5See Brock v. Roadway Express, Inc., 481 U.S. 252, 266 (1987) (plurality opinion) (noting that OSHA's responsibility to find reasonable cause is different from an ALJ's responsibility to conduct a final evaluation of the evidence and witness credibility following a hearing).

6 The elements of a violation are: (1) whether the complainant engaged in protected activity; (2) whether the employer took adverse action against the complainant; (3) whether the employer was aware of the complainant's protected activity at the time of the adverse action; and (4) whether a causal link existed between the complainant's protected activity and the adverse action.

7 Under most of the whistleblower statutes, the complaint, supplemented as appropriate by interviews of the complainant, must simply allege the existence of facts and evidence sufficient to make a prima facie showing before OSHA will conduct an investigation. See, e.g., 29 C.F.R. § 1979.104(b)(1).
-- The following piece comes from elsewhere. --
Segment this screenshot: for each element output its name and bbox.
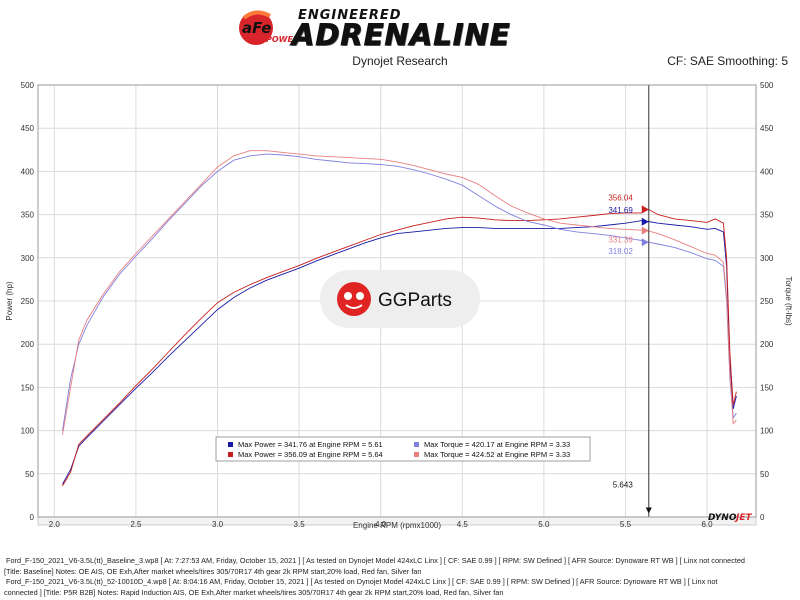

For example, under AIR21, "[t]he Secretary of Labor shall dismiss a complaint filed under this subsection and shall not conduct an investigation otherwise required under subparagraph (A) unless the complainant makes a prima facie showing that any behavior described in paragraphs (1) through (4) of subsection (a) was a contributing factor in the unfavorable personnel action alleged in the complaint." 49 U.S.C. § 42121(b)(2)(B)(i).

8See Roadway Express, Inc., 481 U.S. at 266 (1987) (plurality opinion) (noting that an OSHA investigator may not be in a position to determine the credibility of witnesses or confront all conflicting evidence, because the investigator does not have the benefit of a full hearing).

9 The sample findings in the Whistleblower Investigations Manual correctly reference the reasonable cause standard at pp. 5-16 and 5-23.